Stepping is an art form that encompasses the initial performers, their audience, music, and dance. Stepping is about community, which was reflected in the atmosphere of the auditorium on Saturday night.

After the initial call and response segment, members of “Step Afrika” invited audience members to participate in the performance through clapping, shouting, moving or any other form of expression they chose.

As the first professional dance company to commit itself to the performance of stepping, “Step Afrika” strives to educate its audience about the methods and history of stepping through demonstration and explanation.

Originating in historically black sororities and fraternities throughout the United States during the mid-1900s, stepping allowed African Americans to create a space for themselves on college campuses by drawing from African American song and dance rituals.

The first showcase of stepping on Saturday demonstrated the manner of stepping as it originated in sororities and fraternities. The rigid movements of the dancers paired with their direct vocal addresses and challenges, reflected the struggle that African Americans faced on college campuses at the time when stepping emerged.

“Stepping is two things: percussive and polyrhythmic,” explained the dancers. The art of stepping involves dynamic movements and sounds that are layered on top of each other. As one dancer initiates a pattern of accents and action, another joins in with a different pattern, and at some point the audience becomes involved in the mix.

The artists of “Step Afrika” moved as both dancers and musicians. The joyous energy of “Step Afrika” reverberated throughout the auditorium with shouts of awe and swaying bodies. Steps on stage were echoed with claps and laughter in the audience.

At one point dancers of Step Afrika pulled audience members onto the stage to learn a step dance.

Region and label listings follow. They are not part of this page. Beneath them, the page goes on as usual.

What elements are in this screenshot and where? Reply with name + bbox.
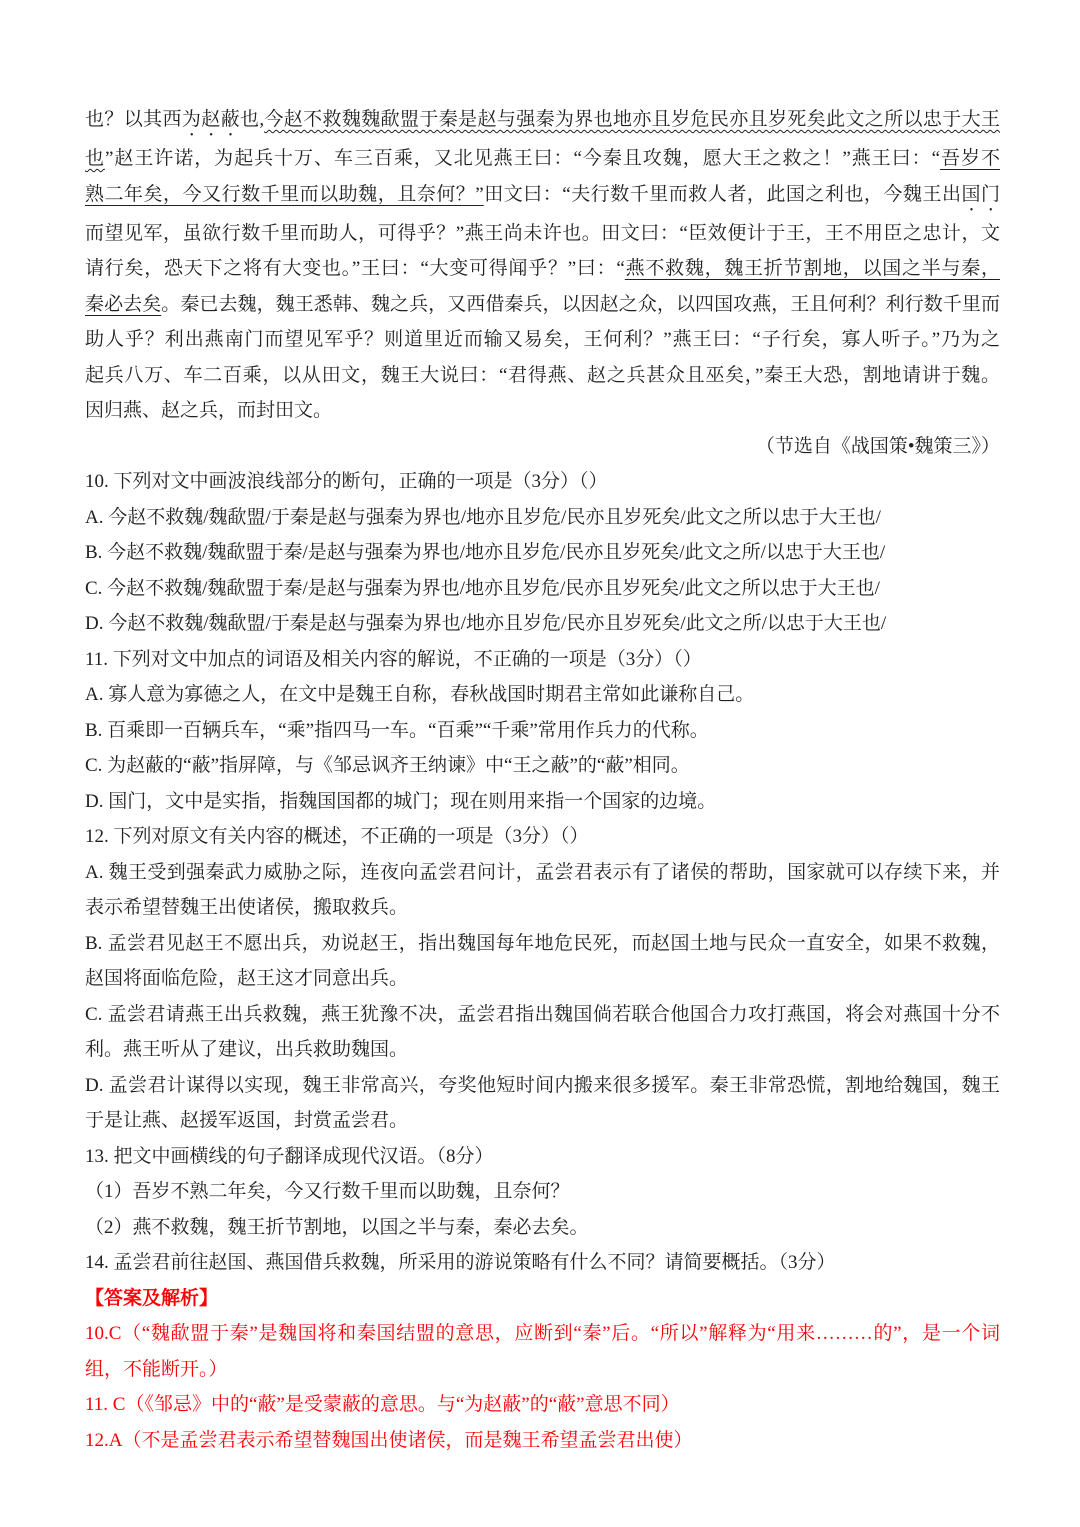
question-option: B. 百乘即一百辆兵车，“乘”指四马一车。“百乘”“千乘”常用作兵力的代称。: [85, 713, 1000, 749]
question-option: A. 寡人意为寡德之人，在文中是魏王自称，春秋战国时期君主常如此谦称自己。: [85, 677, 1000, 713]
question-stem: 10. 下列对文中画波浪线部分的断句，正确的一项是（3分）（）: [85, 464, 1000, 500]
question-option: A. 魏王受到强秦武力威胁之际，连夜向孟尝君问计，孟尝君表示有了诸侯的帮助，国家…: [85, 855, 1000, 926]
attribution: （节选自《战国策•魏策三》）: [85, 429, 1000, 465]
content-area: 也？以其西为赵蔽也,今赵不救魏魏歃盟于秦是赵与强秦为界也地亦且岁危民亦且岁死矣此…: [0, 0, 1080, 1458]
question-option: D. 孟尝君计谋得以实现，魏王非常高兴，夸奖他短时间内搬来很多援军。秦王非常恐慌…: [85, 1068, 1000, 1139]
passage-line: 起兵八万、车二百乘，以从田文，魏王大说曰：“君得燕、赵之兵甚众且巫矣，”秦王大恐…: [85, 358, 1000, 394]
underlined-text: 吾岁不: [940, 148, 1000, 169]
wavy-underlined-text: 今赵不救魏魏歃盟于秦是赵与强秦为界也地亦且岁危民亦且岁死矣此文之所以忠于大王: [264, 109, 1000, 130]
answer-item: 10.C（“魏歃盟于秦”是魏国将和秦国结盟的意思，应断到“秦”后。“所以”解释为…: [85, 1316, 1000, 1387]
passage-text: 田文曰：“夫行数千里而救人者，此国之利也，今魏王出: [484, 184, 962, 205]
answer-items: 10.C（“魏歃盟于秦”是魏国将和秦国结盟的意思，应断到“秦”后。“所以”解释为…: [85, 1316, 1000, 1458]
passage-line: 秦必去矣。秦已去魏，魏王悉韩、魏之兵，又西借秦兵，以因赵之众，以四国攻燕，王且何…: [85, 287, 1000, 323]
passage-text: 也？以其西: [85, 109, 182, 130]
passage-text: 也,: [240, 109, 264, 130]
passage-text: 而望见军，虽欲行数千里而助人，可得乎？”燕王尚未许也。田文曰：“臣效便计于王，王…: [85, 223, 1000, 244]
passage-line: 助人乎？利出燕南门而望见军乎？则道里近而输又易矣，王何利？”燕王曰：“子行矣，寡…: [85, 322, 1000, 358]
question-option: D. 国门，文中是实指，指魏国国都的城门；现在则用来指一个国家的边境。: [85, 784, 1000, 820]
question-option: C. 孟尝君请燕王出兵救魏，燕王犹豫不决，孟尝君指出魏国倘若联合他国合力攻打燕国…: [85, 997, 1000, 1068]
passage-line: 也？以其西为赵蔽也,今赵不救魏魏歃盟于秦是赵与强秦为界也地亦且岁危民亦且岁死矣此…: [85, 102, 1000, 141]
passage-line: 因归燕、赵之兵，而封田文。: [85, 393, 1000, 429]
passage: 也？以其西为赵蔽也,今赵不救魏魏歃盟于秦是赵与强秦为界也地亦且岁危民亦且岁死矣此…: [85, 102, 1000, 429]
passage-text: 起兵八万、车二百乘，以从田文，魏王大说曰：“君得燕、赵之兵甚众且巫矣，”秦王大恐…: [85, 365, 1000, 386]
passage-line: 熟二年矣，今又行数千里而以助魏，且奈何？”田文曰：“夫行数千里而救人者，此国之利…: [85, 177, 1000, 216]
answer-item: 11. C（《邹忌》中的“蔽”是受蒙蔽的意思。与“为赵蔽”的“蔽”意思不同）: [85, 1387, 1000, 1423]
question-option: A. 今赵不救魏/魏歃盟/于秦是赵与强秦为界也/地亦且岁危/民亦且岁死矣/此文之…: [85, 500, 1000, 536]
passage-text: 因归燕、赵之兵，而封田文。: [85, 400, 332, 421]
question-option: C. 为赵蔽的“蔽”指屏障，与《邹忌讽齐王纳谏》中“王之蔽”的“蔽”相同。: [85, 748, 1000, 784]
question-option: （1）吾岁不熟二年矣，今又行数千里而以助魏，且奈何？: [85, 1174, 1000, 1210]
question-option: D. 今赵不救魏/魏歃盟/于秦是赵与强秦为界也/地亦且岁危/民亦且岁死矣/此文之…: [85, 606, 1000, 642]
passage-text: 助人乎？利出燕南门而望见军乎？则道里近而输又易矣，王何利？”燕王曰：“子行矣，寡…: [85, 329, 1000, 350]
passage-text: 。秦已去魏，魏王悉韩、魏之兵，又西借秦兵，以因赵之众，以四国攻燕，王且何利？利行…: [161, 294, 1000, 315]
question-block: 11. 下列对文中加点的词语及相关内容的解说，不正确的一项是（3分）（）A. 寡…: [85, 642, 1000, 820]
underlined-text: 秦必去矣: [85, 294, 161, 315]
question-stem: 13. 把文中画横线的句子翻译成现代汉语。（8分）: [85, 1139, 1000, 1175]
question-stem: 11. 下列对文中加点的词语及相关内容的解说，不正确的一项是（3分）（）: [85, 642, 1000, 678]
question-block: 14. 孟尝君前往赵国、燕国借兵救魏，所采用的游说策略有什么不同？请简要概括。（…: [85, 1245, 1000, 1281]
wavy-underlined-text: 也: [85, 148, 105, 169]
question-block: 12. 下列对原文有关内容的概述，不正确的一项是（3分）（）A. 魏王受到强秦武…: [85, 819, 1000, 1139]
passage-text: ”赵王许诺，为起兵十万、车三百乘，又北见燕王曰：“今秦且攻魏，愿大王之救之！”燕…: [105, 148, 940, 169]
underlined-text: 熟二年矣，今又行数千里而以助魏，且奈何？”: [85, 184, 484, 205]
passage-text: 请行矣，恐天下之将有大变也。”王曰：“大变可得闻乎？”曰：“: [85, 258, 625, 279]
answer-item: 12.A（不是孟尝君表示希望替魏国出使诸侯，而是魏王希望孟尝君出使）: [85, 1423, 1000, 1459]
answers-heading: 【答案及解析】: [85, 1281, 1000, 1317]
document-page: 也？以其西为赵蔽也,今赵不救魏魏歃盟于秦是赵与强秦为界也地亦且岁危民亦且岁死矣此…: [0, 0, 1080, 1527]
questions: 10. 下列对文中画波浪线部分的断句，正确的一项是（3分）（）A. 今赵不救魏/…: [85, 464, 1000, 1281]
underlined-text: 燕不救魏，魏王折节割地，以国之半与秦，: [625, 258, 1000, 279]
passage-line: 也”赵王许诺，为起兵十万、车三百乘，又北见燕王曰：“今秦且攻魏，愿大王之救之！”…: [85, 141, 1000, 177]
passage-line: 请行矣，恐天下之将有大变也。”王曰：“大变可得闻乎？”曰：“燕不救魏，魏王折节割…: [85, 251, 1000, 287]
question-stem: 12. 下列对原文有关内容的概述，不正确的一项是（3分）（）: [85, 819, 1000, 855]
question-stem: 14. 孟尝君前往赵国、燕国借兵救魏，所采用的游说策略有什么不同？请简要概括。（…: [85, 1245, 1000, 1281]
dotted-emphasis-text: 为赵蔽: [182, 109, 240, 130]
question-option: （2）燕不救魏，魏王折节割地，以国之半与秦，秦必去矣。: [85, 1210, 1000, 1246]
question-option: B. 今赵不救魏/魏歃盟于秦/是赵与强秦为界也/地亦且岁危/民亦且岁死矣/此文之…: [85, 535, 1000, 571]
answers-section: 【答案及解析】 10.C（“魏歃盟于秦”是魏国将和秦国结盟的意思，应断到“秦”后…: [85, 1281, 1000, 1459]
passage-line: 而望见军，虽欲行数千里而助人，可得乎？”燕王尚未许也。田文曰：“臣效便计于王，王…: [85, 216, 1000, 252]
question-option: B. 孟尝君见赵王不愿出兵，劝说赵王，指出魏国每年地危民死，而赵国土地与民众一直…: [85, 926, 1000, 997]
question-block: 10. 下列对文中画波浪线部分的断句，正确的一项是（3分）（）A. 今赵不救魏/…: [85, 464, 1000, 642]
question-option: C. 今赵不救魏/魏歃盟于秦/是赵与强秦为界也/地亦且岁危/民亦且岁死矣/此文之…: [85, 571, 1000, 607]
dotted-emphasis-text: 国门: [961, 184, 1000, 205]
question-block: 13. 把文中画横线的句子翻译成现代汉语。（8分）（1）吾岁不熟二年矣，今又行数…: [85, 1139, 1000, 1246]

After practicing with members of “Step Afrika” for a couple of rounds, the professional dancers parted the stage to allow the audience members to share their new talents with their peers.

Two of the new steppers were escorted backstage, later to emerge as Zulu chiefs, while the professional members of “Step Afrika” played the drums and recreated Zulu dances in step form.

Later in the evening, “Step Afrika” presented a gumboot dance, which originated in the mines of South Africa around the same time that stepping emerged in the United States. The steps in the gumboot dance are meant to mimic the sounds of the mine workers’ boots, to produce specific sounds as a form of communication.

After the gumboot dance, “Step Afrika” company members provided the audience with examples of present day stepping. While their limbs twisted and grooved into fluid yet precise shapes, their feet and hands created an infectious beat that inspired the audience to join in the performance.

Today, stepping incorporates a variety of dance styles from throughout the world. As stepping moved from college campuses into the surrounding media, churches and communities, it evolved to reflect the diversity of its dancers. Today, stepping is a diverse art form that challenges and inspires its performers to strive towards a more unified and broader community.   

College students who attended the performance on Saturday are eligible for the Step Afrika Scholars Program, which awards up to ten $500 scholarships each year. Steppers at UNCG who are graduating this spring are encouraged to attend the “Step Afrika” company auditions in Washington, D.C., on May 21.